Further rules can hardly be given; but the results of various observers<1> seem to show that the best combinations lie, as already said, among the complementaries, or among those pairs nearer together in the color circle than complementaries, which are "warmer." The reason for this last is that, in Chevreul's phraseology, combinations of cold colors change each other's peculiar hue the most, and of warm colors the least; because the complementaries of these cold colors are "warm," i.e. bright, and each, appearing on the field of the neighboring cold color, seems to fade it out; while the complementaries of the juxtaposed warm colors are not bright, and do not have sufficient strength to affect their neighbors at all. With a combination of blue and green for instance, a yellow shade would appear in the green and a red in the blue. Such a result fails to satisfy the demand, already touched on, for purity and homogeneity of color,-that is, for unimpeded seeing of color.

<1> Chevreul, De la Loi du Contraste Simultane des Couleurs. E.S. Banker, op. Cit.

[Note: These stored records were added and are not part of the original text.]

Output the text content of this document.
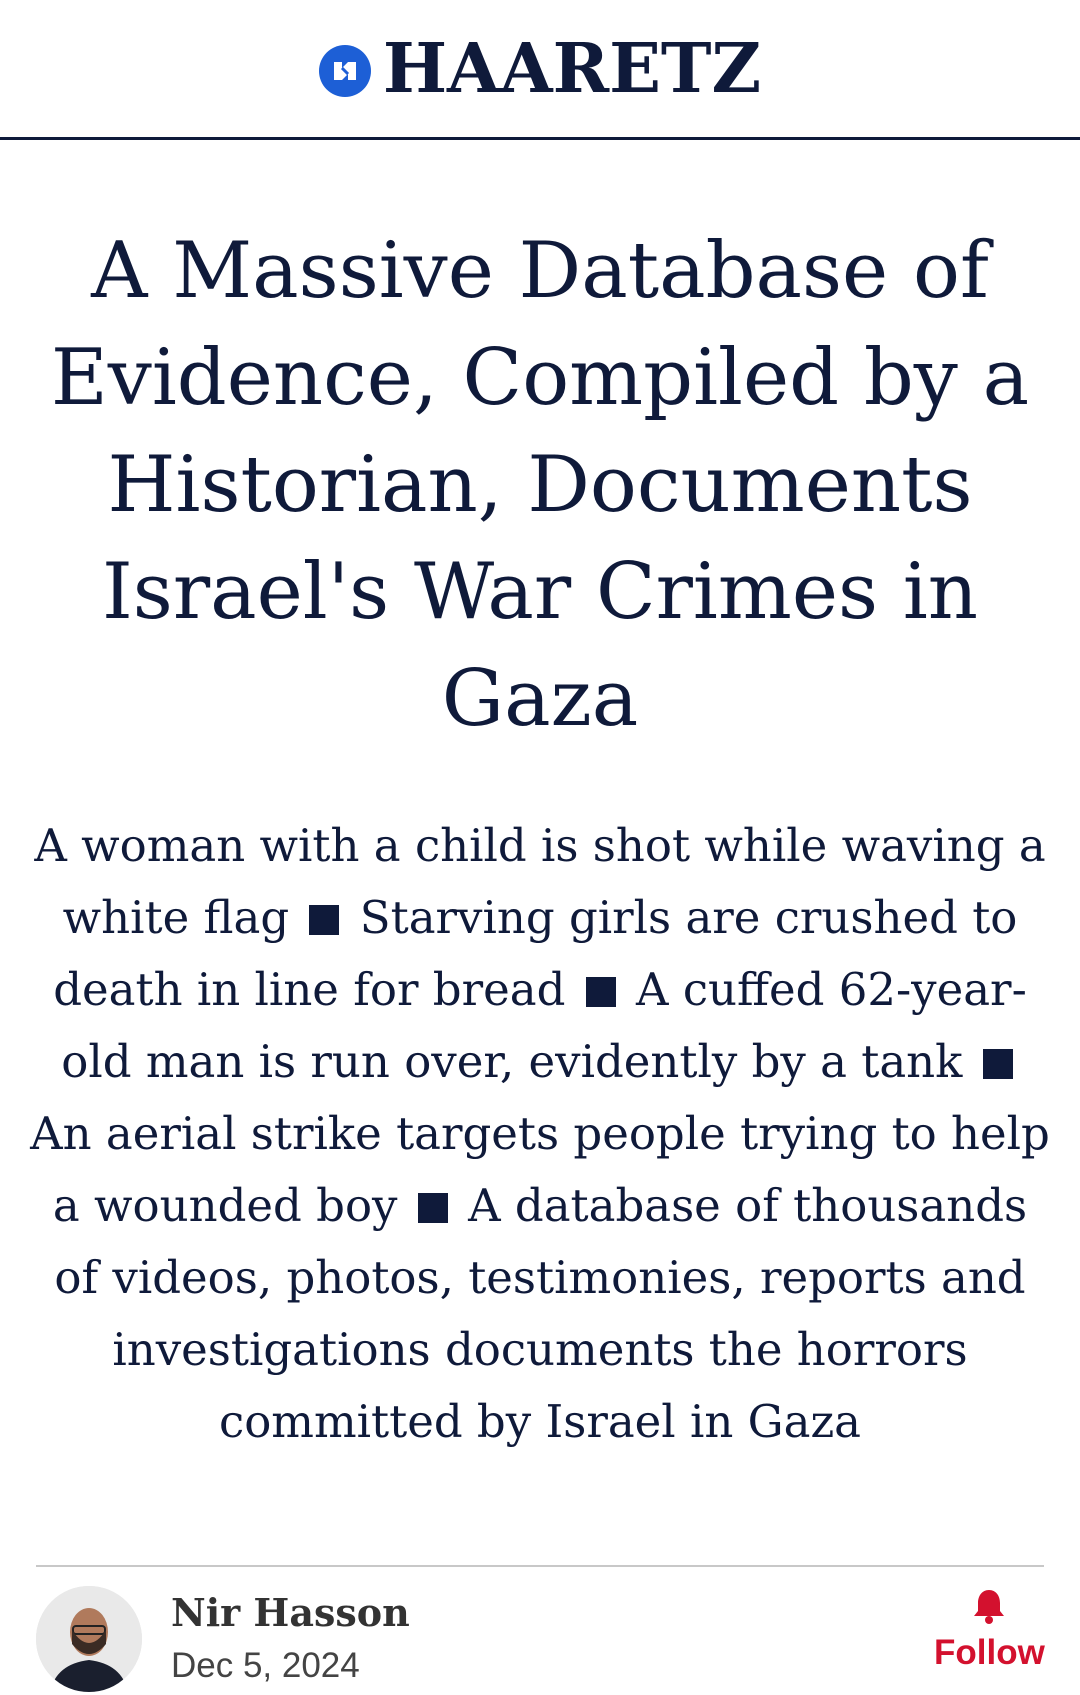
HAARETZ
A Massive Database of Evidence, Compiled by a Historian, Documents Israel's War Crimes in Gaza

A woman with a child is shot while waving a white flag Starving girls are crushed to death in line for bread A cuffed 62-year-old man is run over, evidently by a tank  An aerial strike targets people trying to help a wounded boy A database of thousands of videos, photos, testimonies, reports and investigations documents the horrors committed by Israel in Gaza

Nir Hasson
Dec 5, 2024	Follow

What significance have these abstract principles of beauty in the combination of colors for representative art? In the choice of objects with a definite local color, of course, these laws will be found operative. A scheme of blues and yellows is likely to be more effective than one of reds and violets. If we analyze the masterpiece of coloring, we shall find that what we at first supposed to be the wonderful single effects of color is really the result of juxtapositions which bring out each color to its highest power.